Mais rien n'est parfait en ce monde. Et au milieu de ce concert de louanges - car l'amertume de Mme Vivien n'est-elle pas la preuve qu'elle a aimé son mari comme on n'aime qu'une fois ? - une voix ou deux s'élèvent et cacophonisent à plaisir : indifférentes, moqueuses, se renvoyant les paradoxes ... L'une surtout ... Rageuse, haineuse même, obsessionnelle mais pour autant, appartient-elle à
l'assassin ?
Maigret fume ses petites bouffées de tabac, fait rouler Torrence à travers tout Paris, les Halles passent et repassent en boucle, avec tous leurs souvenirs qui vont bientôt aller s'enterrer à Rungis,
Maigret rêve et rassemble patiemment ce nouveau puzzle ... Oh ! il trouvera la solution mais est-il bien sûr soudain de vouloir la découvrir ? L'Homme Tout Seul qu'il s'était construit n'était-il pas plus riche, plus intéressant, émotionnellement parlant ? le véritable Homme-Tout-Seul n'était-il pas né en fait pour être toujours seul et pour y trouver tout son confort ? Bien qu'il aime et recherche lui-même ces moments de solitude qui le ressourcent et l'apaisent (n'est-ce pas notre cas à tous ? ),
Maigret ne se sent plus, tout à coup, de la même race que ce Vivien dignement enterré aux frais de son épouse et de sa fille dont il n'a jamais assuré les besoins que huit ans durant alors qu'il avait promis que ce serait pour la vie ...
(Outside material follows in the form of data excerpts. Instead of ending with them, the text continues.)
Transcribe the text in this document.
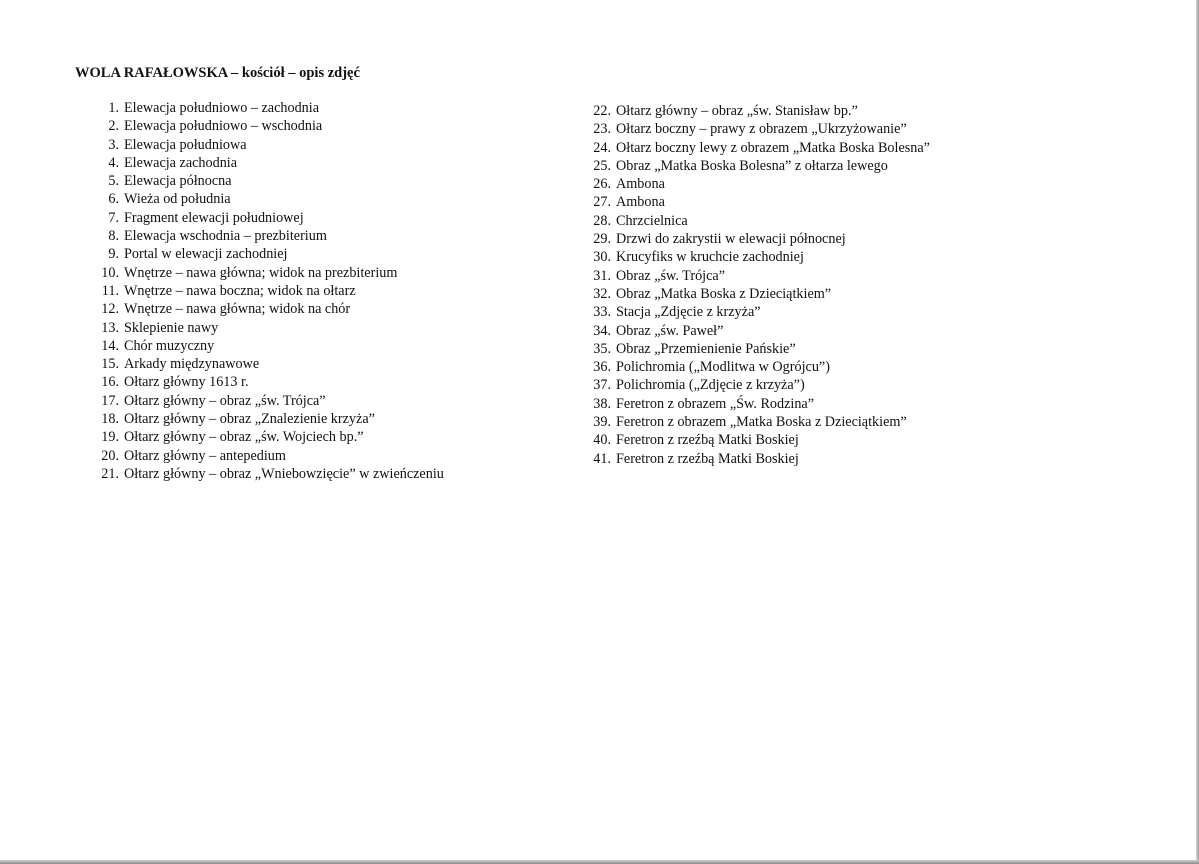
WOLA RAFAŁOWSKA – kościół – opis zdjęć
1. Elewacja południowo – zachodnia
2. Elewacja południowo – wschodnia
3. Elewacja południowa
4. Elewacja zachodnia
5. Elewacja północna
6. Wieża od południa
7. Fragment elewacji południowej
8. Elewacja wschodnia – prezbiterium
9. Portal w elewacji zachodniej
10. Wnętrze – nawa główna; widok na prezbiterium
11. Wnętrze – nawa boczna; widok na ołtarz
12. Wnętrze – nawa główna; widok na chór
13. Sklepienie nawy
14. Chór muzyczny
15. Arkady międzynawowe
16. Ołtarz główny 1613 r.
17. Ołtarz główny – obraz „św. Trójca”
18. Ołtarz główny – obraz „Znalezienie krzyża”
19. Ołtarz główny – obraz „św. Wojciech bp.”
20. Ołtarz główny – antepedium
21. Ołtarz główny – obraz „Wniebowzięcie” w zwieńczeniu
22. Ołtarz główny – obraz „św. Stanisław bp.”
23. Ołtarz boczny – prawy z obrazem „Ukrzyżowanie”
24. Ołtarz boczny lewy z obrazem „Matka Boska Bolesna”
25. Obraz „Matka Boska Bolesna” z ołtarza lewego
26. Ambona
27. Ambona
28. Chrzcielnica
29. Drzwi do zakrystii w elewacji północnej
30. Krucyfiks w kruchcie zachodniej
31. Obraz „św. Trójca”
32. Obraz „Matka Boska z Dzieciątkiem”
33. Stacja „Zdjęcie z krzyża”
34. Obraz „św. Paweł”
35. Obraz „Przemienienie Pańskie”
36. Polichromia („Modlitwa w Ogrójcu”)
37. Polichromia („Zdjęcie z krzyża”)
38. Feretron z obrazem „Św. Rodzina”
39. Feretron z obrazem „Matka Boska z Dzieciątkiem”
40. Feretron z rzeźbą Matki Boskiej
41. Feretron z rzeźbą Matki Boskiej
En refermant l'ouvrage, le lecteur s'incline une fois de plus devant le génie de
Simenon tout en se demandant pourquoi il s'est refusé à nous donner la clef des vraies questions qui nous intéressent en fait bien au-delà de l'identité du criminel et son mobile : pourquoi Vivien a-t-il agi ainsi avec sa femme et sa toute petite fille ? Pourquoi tant d'égoïsme ? tant de je-m'en-foutisme ? a-t-il jamais aimé quelqu'un d'autre que lui-même ? ne s'est-il jamais soucié que de lui et de sa solitude bien-aimée ?
Marcel Vivien serait-il, par hasard, le double d'encre et de papier d'un
Simenon qui serait resté bloqué sur la Voie Royale de l'Ecriture et à qui le Génie de la Création n'aurait donc pas permis de s'élever, haut, bien plus haut, à dix-mille lieues du lit où un clochard narcissique au possible a achevé, dans la misère et dans le sang, ses jours dans le fond inutiles et durant lesquels il a fait souffrir tant (trop) d'innocents ?
A vous de juger ... C'est une idée qui peut se discuter, après tout . Etait-ce bien celle de
Simenon par contre ? Nous ne le saurons jamais ... En tous cas, lisez "
Maigret & l'Homme Tout Seul" : c'est du vrai, de l'authentique, du pur - de l'enivrant. :o)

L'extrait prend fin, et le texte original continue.